4pm, Radio 1 Evening Session Stage
At last in the shade again and the Welsh band Gorky's Zygotic Mynci are playing their psychedelic folk music. Their eclectic taste in instruments include a violin and, unusually and unfashionably, a Hammond organ. Poodle Rockin', possibly their silliest song, is the only one whose name I can remember.

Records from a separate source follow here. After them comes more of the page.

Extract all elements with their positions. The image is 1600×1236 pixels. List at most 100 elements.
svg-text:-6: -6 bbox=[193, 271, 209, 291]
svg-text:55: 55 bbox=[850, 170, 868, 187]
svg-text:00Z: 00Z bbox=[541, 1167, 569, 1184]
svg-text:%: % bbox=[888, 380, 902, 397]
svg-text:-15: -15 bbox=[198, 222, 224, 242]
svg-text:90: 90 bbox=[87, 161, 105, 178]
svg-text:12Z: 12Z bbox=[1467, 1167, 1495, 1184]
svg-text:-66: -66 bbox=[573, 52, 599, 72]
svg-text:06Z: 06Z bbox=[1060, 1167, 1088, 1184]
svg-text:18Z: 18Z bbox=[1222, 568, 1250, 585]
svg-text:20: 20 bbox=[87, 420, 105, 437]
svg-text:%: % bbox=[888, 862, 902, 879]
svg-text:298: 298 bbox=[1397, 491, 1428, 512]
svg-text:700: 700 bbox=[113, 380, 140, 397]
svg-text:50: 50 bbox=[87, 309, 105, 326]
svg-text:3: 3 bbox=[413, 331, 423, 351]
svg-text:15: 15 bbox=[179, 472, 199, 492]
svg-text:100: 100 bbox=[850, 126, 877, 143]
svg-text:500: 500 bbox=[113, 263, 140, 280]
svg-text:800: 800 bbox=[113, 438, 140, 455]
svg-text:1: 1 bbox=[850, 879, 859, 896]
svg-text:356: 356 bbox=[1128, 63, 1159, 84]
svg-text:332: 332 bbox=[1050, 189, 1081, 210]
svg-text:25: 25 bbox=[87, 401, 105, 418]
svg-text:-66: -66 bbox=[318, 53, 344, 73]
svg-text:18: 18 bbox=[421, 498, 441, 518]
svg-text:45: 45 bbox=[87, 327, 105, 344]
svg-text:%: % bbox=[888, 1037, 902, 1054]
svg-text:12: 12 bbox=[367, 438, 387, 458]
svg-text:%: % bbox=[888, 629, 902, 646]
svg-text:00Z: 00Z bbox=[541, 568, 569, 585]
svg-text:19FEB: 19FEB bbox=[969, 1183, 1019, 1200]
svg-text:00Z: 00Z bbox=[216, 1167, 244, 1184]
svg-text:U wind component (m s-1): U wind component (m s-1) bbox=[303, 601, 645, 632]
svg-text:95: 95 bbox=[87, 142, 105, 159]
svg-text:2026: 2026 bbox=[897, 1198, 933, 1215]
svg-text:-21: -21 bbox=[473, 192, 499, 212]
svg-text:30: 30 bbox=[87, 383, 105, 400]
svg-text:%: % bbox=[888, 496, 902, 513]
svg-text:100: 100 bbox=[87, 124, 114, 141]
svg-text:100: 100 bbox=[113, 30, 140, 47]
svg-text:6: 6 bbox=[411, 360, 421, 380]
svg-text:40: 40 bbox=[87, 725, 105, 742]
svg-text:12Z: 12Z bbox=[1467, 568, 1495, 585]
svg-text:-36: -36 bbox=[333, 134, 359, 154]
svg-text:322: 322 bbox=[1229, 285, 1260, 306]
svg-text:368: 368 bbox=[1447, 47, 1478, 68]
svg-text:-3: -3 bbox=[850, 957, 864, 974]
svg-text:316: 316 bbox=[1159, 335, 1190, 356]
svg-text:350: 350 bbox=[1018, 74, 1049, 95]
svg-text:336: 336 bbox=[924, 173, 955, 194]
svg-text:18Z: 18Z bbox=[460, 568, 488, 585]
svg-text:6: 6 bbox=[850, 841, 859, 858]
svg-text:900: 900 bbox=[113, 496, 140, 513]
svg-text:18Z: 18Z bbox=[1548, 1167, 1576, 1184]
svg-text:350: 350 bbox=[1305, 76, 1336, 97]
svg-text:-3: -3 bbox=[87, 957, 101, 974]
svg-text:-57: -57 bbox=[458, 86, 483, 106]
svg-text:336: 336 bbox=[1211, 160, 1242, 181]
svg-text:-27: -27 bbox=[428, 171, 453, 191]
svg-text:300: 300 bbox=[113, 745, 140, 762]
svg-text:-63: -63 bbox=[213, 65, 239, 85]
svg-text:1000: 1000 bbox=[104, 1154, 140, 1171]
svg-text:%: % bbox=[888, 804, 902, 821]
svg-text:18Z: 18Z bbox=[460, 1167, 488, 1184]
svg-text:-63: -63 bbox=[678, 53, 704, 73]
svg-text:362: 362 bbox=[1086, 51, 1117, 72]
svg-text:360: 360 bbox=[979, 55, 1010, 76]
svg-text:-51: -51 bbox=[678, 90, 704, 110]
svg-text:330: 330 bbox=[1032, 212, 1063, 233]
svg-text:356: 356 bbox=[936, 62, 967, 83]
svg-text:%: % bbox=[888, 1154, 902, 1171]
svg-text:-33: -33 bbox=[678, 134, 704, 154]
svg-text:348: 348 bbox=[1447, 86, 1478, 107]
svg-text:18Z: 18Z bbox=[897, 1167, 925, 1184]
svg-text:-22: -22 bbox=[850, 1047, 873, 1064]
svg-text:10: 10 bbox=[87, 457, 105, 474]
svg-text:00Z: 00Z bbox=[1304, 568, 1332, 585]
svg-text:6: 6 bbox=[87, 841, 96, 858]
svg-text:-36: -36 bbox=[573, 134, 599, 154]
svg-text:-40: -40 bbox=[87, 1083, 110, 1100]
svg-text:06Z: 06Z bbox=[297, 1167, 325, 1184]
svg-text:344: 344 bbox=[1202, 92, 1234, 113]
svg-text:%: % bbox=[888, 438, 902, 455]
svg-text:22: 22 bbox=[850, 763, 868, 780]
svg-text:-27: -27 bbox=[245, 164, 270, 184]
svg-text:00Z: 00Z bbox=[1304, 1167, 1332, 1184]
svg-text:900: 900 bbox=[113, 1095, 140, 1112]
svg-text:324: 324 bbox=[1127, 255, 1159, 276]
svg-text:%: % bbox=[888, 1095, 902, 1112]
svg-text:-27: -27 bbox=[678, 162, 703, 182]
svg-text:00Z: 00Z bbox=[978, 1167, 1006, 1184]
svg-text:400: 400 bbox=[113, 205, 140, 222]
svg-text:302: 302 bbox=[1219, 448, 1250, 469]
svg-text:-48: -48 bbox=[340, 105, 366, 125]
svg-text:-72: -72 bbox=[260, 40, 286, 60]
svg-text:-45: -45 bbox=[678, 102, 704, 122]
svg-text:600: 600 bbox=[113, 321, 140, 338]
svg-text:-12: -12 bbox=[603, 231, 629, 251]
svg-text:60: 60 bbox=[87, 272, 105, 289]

5(ish)pm, Radio 1 Evening Session Stage
Out of curiosity, I stay to listen to Mancunian band and Mercury Music-nominated Elbow. It seems that Pink Floyd have had a huge impact on this band. But I'm tired, hot, irritable and not really in the mood for this sort of thing. It takes a lot of stamina to survive a Festival like this. I leave in search of something to drink at a reasonable price (virtually impossible) but can still hear them droning on from a distance.
6(ish)pm, Carling Stage
I've been looking forward to this all day. At last a chance to see some home grown talent in the form of Reading's 6-piece Cooper Temple Clause. The band are renowned for being noisy. The tent is packed and I'm just outside so the music is loud but muffled. An album is eagerly awaited from them after their debut The Hardware EP which was followed by The Warfare EP.
7.05pm, Main Stage
Isn't it nice of Oxford's Supergrass to take time out from recording their forthcoming album and play for us? They play just about every single they've done from Caught by the Fuzz to Pumping on your Stereo via Richard III and Sun Hits the Sky but not Alright. They also play some new stuff. They seem happier and more relaxed here than when they played at South Park, Oxford in the shadow of Radiohead.
9(ish)pm, Main Stage
Stick 'em up, punk, it's the Fun Lovin' Criminals, or at least the last half hour. Possibly the coolest, most laid back act of the weekend munching on Scooby Snacks and reminiscing about Barry White. They leave after Huey, tongue firmly in cheek, spends ten minutes recounting to us "that there's A Supermodel on my 'D'".
10pm, Main Stage
The screens show a man with a beard and, oddly, an English accent. He greets us and introduces himself as Karl Marx and then has the pleasure of welcoming on stage "the Greatest Band in the World", The Manic Street Preachers. The Reading festival may be a second home to them now, but does it pale in comparison to the Karl Marx Theatre, Havana? Does it matter? Here the bassist, Nicky Wire, can get away dressed in a military camoflague dress for the first half and in a nurse's costume with a stetson in the second, complete with Burberry knickers, while the guitarist and singer, James Dean Bradfield, bounces around the stage and the drummer, Sean Moore, beats out the rhythms. They begin with You Love Us and then play just about every hit they've had in the past ten years or so including Design For Life, Ocean Spray, If You Tolerate this, Your Children Will Be Next, La Tristesse Durera (Sream to a Sigh), and so on. Before launching into Motown Junk they confuse and delight the audience with the opening bars and verse of Van Halen's Jump. James Dean Bradfield asks us:
'How fast do you want to go? Or better, howdo you want to get there? Car? One of those sh*tty little silver scooters? Or motorcycle?'.
Too much riotous cheering Motorcycle Emptiness, possibly their best song ever, then follows. They are not known for fluffy love songs and whip the mob into a frenzy with Masses Against the Classes before leaving. There are no encores. But then, Everything Must Go. Including me. Home.